Primary Care Management

  • Initial assessment and stabilisation of the patient
  • Referral to a neurologist for further evaluation and diagnosis
  • Education on seizure first aid and safety precautions
  • Monitoring and managing comorbid conditions

Specialist Management

  • Anti-seizure medications (e.g., carbamazepine, levetiracetam) to control seizures
  • Surgical intervention for refractory epilepsy (e.g., resective surgery, vagus nerve stimulation)
  • Ketogenic diet in certain cases, particularly in children with drug-resistant epilepsy
  • Management of status epilepticus with intravenous medications (e.g., lorazepam, diazepam)
  • Regular follow-up and monitoring of medication effectiveness and side effects

Example Management for Seizures

A patient presenting with a new onset of seizures should be referred to a neurologist for a comprehensive evaluation, including EEG and MRI. If diagnosed with focal epilepsy, the patient may be started on an anti-seizure medication such as carbamazepine.

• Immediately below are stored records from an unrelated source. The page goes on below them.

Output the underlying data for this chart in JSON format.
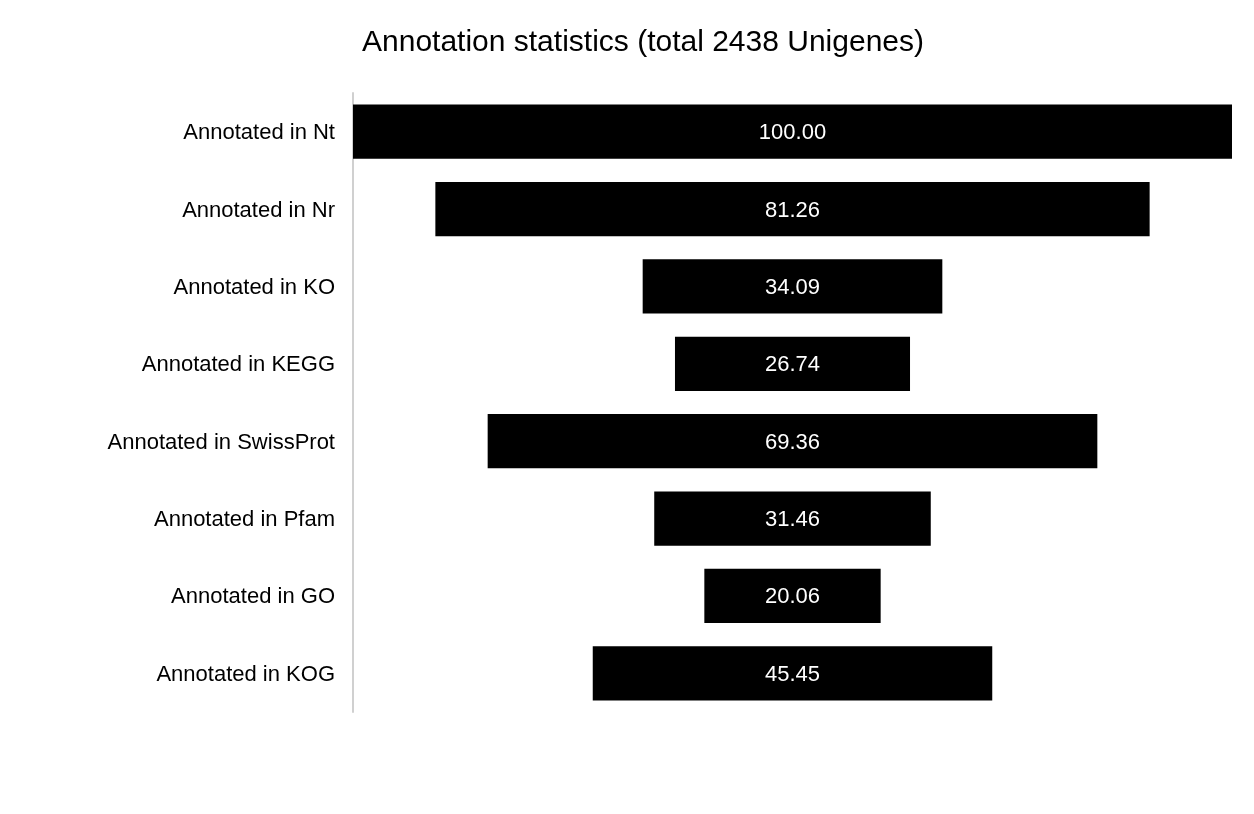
{
  "chart_data": {
    "type": "other",
    "title": "Annotation statistics (total 2438 Unigenes)",
    "categories": [
      "Annotated in Nt",
      "Annotated in Nr",
      "Annotated in KO",
      "Annotated in KEGG",
      "Annotated in SwissProt",
      "Annotated in Pfam",
      "Annotated in GO",
      "Annotated in KOG"
    ],
    "values": [
      100.0,
      81.26,
      34.09,
      26.74,
      69.36,
      31.46,
      20.06,
      45.45
    ],
    "value_labels": [
      "100.00",
      "81.26",
      "34.09",
      "26.74",
      "69.36",
      "31.46",
      "20.06",
      "45.45"
    ],
    "color": "#000000"
  }
}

For generalised epilepsy, medications like valproate or levetiracetam may be used. In cases of status epilepticus, immediate administration of intravenous benzodiazepines is required, followed by further management in an intensive care setting if necessary. Long-term management includes regular follow-up, medication adjustments, and lifestyle modifications to reduce seizure triggers.

References

  1. NICE. (2024). Epilepsies: Diagnosis and Management. Retrieved from NICE
  2. NHS. (2023). Seizures (Fits). Retrieved from NHS
  3. Fisher, R. S., et al. (2017). Operational Classification of Seizure Types by the International League Against Epilepsy. Epilepsia.
  4. Trinka, E., et al. (2015). A Definition and Classification of Status Epilepticus. Neurology.
  5. Engel, J. (2013). Seizures and Epilepsy. Oxford University Press.